Un pays comme la France (anciennement la Gaule avant et pendant l’administration romaine) tire son nom des envahisseurs barbares, les Francs Saliens avec à leur tête Clovis (481-511.) Mais c’est en réalité la partie occidentale de l’Empire de Charlemagne, à l’ouest de l’Escaut, de la Meuse et du Rhône, c’est-à-dire la Francie occidentale qui, après le démembrement du Traité de Verdun en 843 deviendra la France. Paris, la capitale française s’appelait Lutèce (Lutecia) sous les Romains et doit son nom actuel à la tribu celtique des Parisii. Le site de la ville était primitivement limité à l’Ile de la Cité, entre deux bras de la Seine. Certains historiens pensent aussi que la ville s’appelait Parisis en hommage à la déesse égyptienne Isis.

Les Gallois (Welsh en anglais) ont reçu des envahisseurs anglais leur nom, qui signifie étrangers, mais n’ont jamais estimé que leur plus grande préoccupation serait de remplacer ce nom par un autre et… d’en rester là.

Le professeur Iroko a fait remarquer très justement que le territoire du Mali actuel ne correspondait pas exactement à l’emplacement de l’ancien empire du même nom et que le Ghana (ancienne Gold Coast = Côte de l’Or) n’avait rien à voir avec la civilisation de l’ancien Empire du Ghana. La République Populaire du Bénin n’innove donc pas en la matière, mais le problème ne réside pas là, et j’y reviendrai.
D’autre part, on entend aussi parfois dire que le Royaume du Dan Xomè eut pour fondement le crime et l’ingratitude, Dan ayant été lâchement assassiné par celui qu’il avait accueilli quelques années auparavant en frère et ami dans son domaine. Le fondateur de Dan Xomè a donc payé en monnaie de singe son bienfaiteur, et cela a pu valoir quelques malheurs à notre pays. Mais on peut en dire autant de Romulus, le fondateur de Rome, qui immola son frère jumeau et compagnon d’infortune, Remus, sur l’autel de la discorde. L’histoire biblique nous donne aussi l’exemple de notre ancêtre commun, Caïn, qui assassina son unique frère Abel avant de fonder sa dynastie. Nous ne savons d’ailleurs comment. Peut-être était-ce en commettant aussi un inceste avec sa mère Eve ?

Peut-on conclure des exemples ci-dessus que la fraternité des hommes a commencé par la haine, et que notre génie politique a son fondement philosophique dans le crime ? Je n’en suis pas si certain. Tout au plus pourra-t-on dire que ces débuts symboliques violents suggèrent ce que certains philosophes et historiens du droit ont appelé métaphoriquement état de nature, le stade où l’homme était encore supposé un loup pour l’homme. Mais cette métaphore n’a pas plus de valeur ou plus de plausibilité que ces mots de saint Jean : « Au début était le verbe, et le verbe s’est fait chair ! » Ce n’est peut-être qu’à partir de ce moment que commencent les affaires véritablement humaines.

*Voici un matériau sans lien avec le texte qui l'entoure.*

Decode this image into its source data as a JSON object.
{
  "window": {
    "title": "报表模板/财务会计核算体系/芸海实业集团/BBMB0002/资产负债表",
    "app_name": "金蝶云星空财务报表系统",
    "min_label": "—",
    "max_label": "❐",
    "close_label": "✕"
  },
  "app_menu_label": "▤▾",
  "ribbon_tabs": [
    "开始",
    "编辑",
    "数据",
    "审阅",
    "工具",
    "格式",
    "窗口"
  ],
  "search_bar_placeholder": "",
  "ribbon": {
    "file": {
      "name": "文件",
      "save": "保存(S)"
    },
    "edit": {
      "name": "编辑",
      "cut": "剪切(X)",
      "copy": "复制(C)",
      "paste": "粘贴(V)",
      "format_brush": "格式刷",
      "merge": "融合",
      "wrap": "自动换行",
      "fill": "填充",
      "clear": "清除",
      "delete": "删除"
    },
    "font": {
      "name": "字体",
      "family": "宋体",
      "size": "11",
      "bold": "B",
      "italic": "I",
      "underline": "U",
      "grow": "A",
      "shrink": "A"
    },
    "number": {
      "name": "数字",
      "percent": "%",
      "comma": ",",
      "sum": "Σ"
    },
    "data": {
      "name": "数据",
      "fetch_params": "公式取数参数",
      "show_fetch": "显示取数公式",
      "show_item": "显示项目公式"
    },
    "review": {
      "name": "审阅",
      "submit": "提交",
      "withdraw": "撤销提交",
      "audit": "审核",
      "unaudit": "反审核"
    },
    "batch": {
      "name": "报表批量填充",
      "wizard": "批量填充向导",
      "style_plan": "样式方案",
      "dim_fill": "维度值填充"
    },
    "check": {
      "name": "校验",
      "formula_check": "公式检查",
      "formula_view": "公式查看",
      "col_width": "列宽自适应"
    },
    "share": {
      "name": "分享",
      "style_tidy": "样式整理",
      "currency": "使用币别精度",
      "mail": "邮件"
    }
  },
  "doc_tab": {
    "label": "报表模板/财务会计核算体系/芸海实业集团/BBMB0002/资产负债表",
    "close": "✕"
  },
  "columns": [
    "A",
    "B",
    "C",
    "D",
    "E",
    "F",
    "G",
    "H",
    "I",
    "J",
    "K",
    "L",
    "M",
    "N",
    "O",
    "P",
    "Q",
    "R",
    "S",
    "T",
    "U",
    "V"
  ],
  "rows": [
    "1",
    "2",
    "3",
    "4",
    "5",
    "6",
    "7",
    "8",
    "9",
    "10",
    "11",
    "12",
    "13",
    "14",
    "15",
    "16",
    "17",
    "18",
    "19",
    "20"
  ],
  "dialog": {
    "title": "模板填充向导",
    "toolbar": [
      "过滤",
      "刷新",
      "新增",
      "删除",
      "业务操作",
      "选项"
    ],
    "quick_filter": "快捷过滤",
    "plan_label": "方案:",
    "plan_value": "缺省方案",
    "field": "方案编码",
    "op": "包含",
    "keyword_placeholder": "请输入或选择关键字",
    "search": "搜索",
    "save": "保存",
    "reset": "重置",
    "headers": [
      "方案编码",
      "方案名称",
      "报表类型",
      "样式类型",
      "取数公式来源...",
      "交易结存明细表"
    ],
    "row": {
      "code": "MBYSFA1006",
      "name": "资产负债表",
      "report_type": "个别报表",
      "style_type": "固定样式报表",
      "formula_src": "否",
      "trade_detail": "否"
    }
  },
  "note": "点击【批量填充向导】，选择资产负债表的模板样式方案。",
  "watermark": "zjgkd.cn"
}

Le Danxomè ne couvrait pas toute l’étendue de l’actuelle république du Bénin, il ne couvrait même pas tout le territoire du département central qui s’appelle aujourd’hui Département du Zou, puisque à l’origine, il ne s’agissait que d’un monument sur la tombe de Dan. Mais il en est certainement de même pour un vocable comme Europe (ou Europa) qui désignait à l’origine le nom d’une princesse (nymphe ?) ‘libanaise’ de la région de Tyr, ancien port phénicien, aujourd’hui Sour, au sud de Beyrouth. Cette princesse fut enlevée par Zeus (Jupiter) puis déposée sur l’Île de Crète qui, à l’origine, était seule à porter le nom Europa.

L’Algérie, la Tunisie et le Mexique doivent leurs noms à leurs capitales respectives Alger, Tunis et Mexico sans que ces pays s’en portent plus mal. Le Canada qui est aujourd’hui l’un des pays les plus développés du globe, n’a pas un nom particulièrement flatteur : Aca Nada, probablement donné par Verrazano en 1524, signifie en espagnol ‘là rien du tout’ ou ‘pays vide’.i

Ce recours abondant à l’histoire des autres peuples, surtout des ethnonymes ou des toponymes, montre qu’il n’y a pas toujours de logique en toponymie ou dans l’origine des noms. Bien malin donc qui croit pouvoir trouver dans l’histoire des hommes et des peuples, qui est un faisceau déroutant de changements pluriels, un fil directeur infaillible pour soutenir une action présente ou provoquer des événements qu’il serait peut-être imprudent de qualifier d’inéluctables. En histoire, on peut le dire très humblement, il n’y a que des probabilités conditionnelles.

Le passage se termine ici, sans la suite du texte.